La plupart de ces immeubles semblent dater du début 20e siècle, et ont su conserver pour la grande majorité, une grandeur certaine.

Quelques détails architecturaux n'ont rien à envier aux édifices plus connus du vieux-Québec ou du vieux-Montréal.

Le théâtre Granada encore en activité offre une programmation variée ; en plus des Dead Obies, de Lisa LeBlanc et du Caboose Band, ils affichaient aussi un spectacle de Louis-Jean Cormier, et, quelques jours après cette photo, le mouvement politique "Faut qu'on se parle" y tenait une rencontre publique.

Autre magnifique immeuble, très élégant avec ses lucarnes et son toit de cuivre en mansarde.

L'hôtel de ville, tout au bout de Wellington - et que l'on voit ici à travers des couleurs automnales - est un grandiose édifice, qui ne rougirait pas devant plusieurs parlements régionaux. On notera de part et d'autres de l'escalier principal, des bannières demandant la libération de Raif Badawi, et proclamant celui-ci citoyen de Sherbrooke.
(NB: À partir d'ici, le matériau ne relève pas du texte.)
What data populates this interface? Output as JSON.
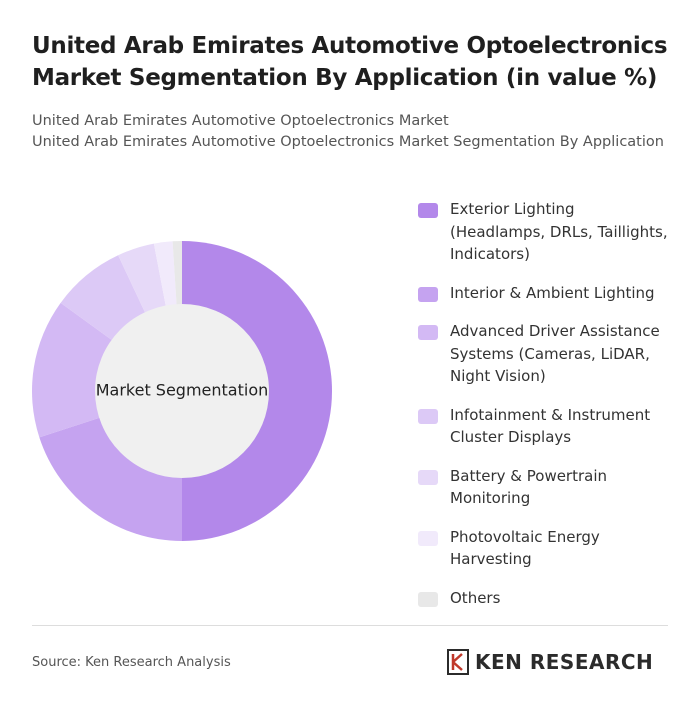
{
  "chart_data": {
    "type": "donut",
    "title": "United Arab Emirates Automotive Optoelectronics Market Segmentation By Application (in value %)",
    "subtitles": [
      "United Arab Emirates Automotive Optoelectronics Market",
      "United Arab Emirates Automotive Optoelectronics Market Segmentation By Application"
    ],
    "center_label": "Market Segmentation",
    "categories": [
      "Exterior Lighting (Headlamps, DRLs, Taillights, Indicators)",
      "Interior & Ambient Lighting",
      "Advanced Driver Assistance Systems (Cameras, LiDAR, Night Vision)",
      "Infotainment & Instrument Cluster Displays",
      "Battery & Powertrain Monitoring",
      "Photovoltaic Energy Harvesting",
      "Others"
    ],
    "values": [
      50,
      20,
      15,
      8,
      4,
      2,
      1
    ],
    "colors": [
      "#b388ea",
      "#c5a3f0",
      "#d3b9f4",
      "#dcc9f6",
      "#e6d9f8",
      "#f1eafb",
      "#e8e8e8"
    ],
    "source": "Source: Ken Research Analysis",
    "logo": "KEN RESEARCH"
  }
}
Enfin, dernier mais non le moindre, le "His majesty' building" (Ça ne s'invente pas), nous rappelle, comme le font également les noms de rue et quelques églises anglicanes, que Sherbrooke a aussi un riche passé et historique anglais.
Je n'avais pas remarqué, lors de mon premier passage, l'édifice de sa majesté (notez le masculin, indiquant que l'immeuble date de l'époque de George VI), mais j'en avais capté l'entrée de côté, en dérobé:

On ne peut donc que déplorer l'absence d'une foule de passants et d'activités sur Wellington, sans trop comprendre pourquoi les gens préfèrent les centres commerciaux tout aussi banal et semblables les uns que les autres à une rue aussi distinctive que charmante. Heureusement, il y a sur Wellington encore plusieurs commerces, dont une bonne partie de beaux commerces locaux et indépendants, ce qui donne espoir pour le futur de cette rue à ne pas manquer si vous passez par Sherbrooke.